Oppenheimer announced that Apple has about US$81.1-billion tucked away in cash and investments, adding that about two-thirds of this is made up of overseas investments.
The iconic company also reported a record-high September quarter profit of US$6.62-billion on revenue of US$28.27-billion boosted by iPad sales that nearly tripled to 11.12-million in comparison with the same period last year.
According to specialist news site Apple Insider, Oppenheimer “went out of his way” to mention the offshore investments.
One possible reason for this emphasis, Apple Insider suggests, is the fact that Apple is part of a group of US corporations backing a tax holiday for corporations with overseas holdings.
These companies currently face a 35% tax on profit generated outside the US.
Under the proposed plan, Apple Insider says, “companies would benefit from a temporary tax break with a tax rate of just five percent in a one-year period. The companies have said they could justify the tax break by investing the funds in research, hiring and other domestic spending that could benefit the U.S. economy”.
It is also worthwhile noting that the US$81-billion figure could have been even higher had Apple not been forced to fork out for the now infamous Nortel payments and a legal settlement and licensing agreement with Nokia. Lower-than-expected sales of the iPhone also saw revenues fail to reach anticipated heights.
The company was nonetheless buoyant in the wake of the announcement.
“We are thrilled with the very strong finish of an outstanding fiscal 2011, growing annual revenue to US$108-billion and growing earnings to US$26-billion,” said Apple chief executive Tim Cook.
“Customer response to iPhone 4S has been fantastic, we have strong momentum going into the holiday season, and we remain really enthusiastic about our product pipeline.”
Strong as Apple’s earnings for the past quarter may have been, they failed to meet the expectations of Wall Street investors.
The company’s stock slid more than six percent in the wake of the earnings call.
According to renowned Silicon Valley analyst Rob Endearle, this was the second miss for Apple when it came to market expectations.
“Steve Jobs always beat the street because he was expert at managing expectations,” Enderle said, noting that the stock was punished because Wall Street thought Apple’s fourth quarter earnings would be better.
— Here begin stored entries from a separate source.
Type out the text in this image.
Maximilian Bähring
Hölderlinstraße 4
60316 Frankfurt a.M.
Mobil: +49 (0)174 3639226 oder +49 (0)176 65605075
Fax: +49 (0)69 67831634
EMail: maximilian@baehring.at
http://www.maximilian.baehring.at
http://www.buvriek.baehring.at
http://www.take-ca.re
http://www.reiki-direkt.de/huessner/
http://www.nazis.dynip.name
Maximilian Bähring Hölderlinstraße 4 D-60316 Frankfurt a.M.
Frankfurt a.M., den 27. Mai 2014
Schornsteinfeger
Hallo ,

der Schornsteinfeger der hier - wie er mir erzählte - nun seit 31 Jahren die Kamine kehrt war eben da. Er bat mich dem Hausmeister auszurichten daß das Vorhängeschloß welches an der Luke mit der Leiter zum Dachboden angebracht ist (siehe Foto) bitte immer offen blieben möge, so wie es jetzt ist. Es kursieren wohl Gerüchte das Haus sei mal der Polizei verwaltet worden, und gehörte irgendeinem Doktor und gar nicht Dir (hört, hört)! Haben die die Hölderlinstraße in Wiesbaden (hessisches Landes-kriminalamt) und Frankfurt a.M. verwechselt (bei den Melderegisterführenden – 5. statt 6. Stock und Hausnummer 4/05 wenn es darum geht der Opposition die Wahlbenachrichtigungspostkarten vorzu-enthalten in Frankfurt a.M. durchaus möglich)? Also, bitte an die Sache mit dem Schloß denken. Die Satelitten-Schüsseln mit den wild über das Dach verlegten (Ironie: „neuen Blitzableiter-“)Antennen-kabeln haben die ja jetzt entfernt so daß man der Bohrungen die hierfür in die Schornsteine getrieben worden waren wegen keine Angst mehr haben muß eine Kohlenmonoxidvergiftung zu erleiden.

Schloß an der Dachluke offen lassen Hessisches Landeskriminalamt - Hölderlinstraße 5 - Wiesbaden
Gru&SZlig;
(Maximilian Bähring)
And while the new iPhone 4S is superb, people had anticipated a dazzlingly different fifth-generation Apple smartphone, according to Enderle.
Cook is nonetheless confident that the 4S will set new benchmarks for iPhone sales.
“I am confident we will set an all-time record for iPhone this quarter,” Cook said during the earnings conference call.
“In our wildest dreams we couldn’t have gotten off to as good a start as we did with the 4S.”
Cook also said iPad sales are cannibalizing desktop computer and laptop sales, but that the biggest bite is coming out of the market for machines powered by Microsoft’s Windows operating systems.
“We are coming out very well in the cannibalisation category,” Cook said, noting that Macintosh sales in the past quarter were at a record high.
“With cannibalisation like this, I hope it continues,” but he declined to comment on patent battles that Apple is fighting with makers of Android-powered smartphones and tablets in an array of courts.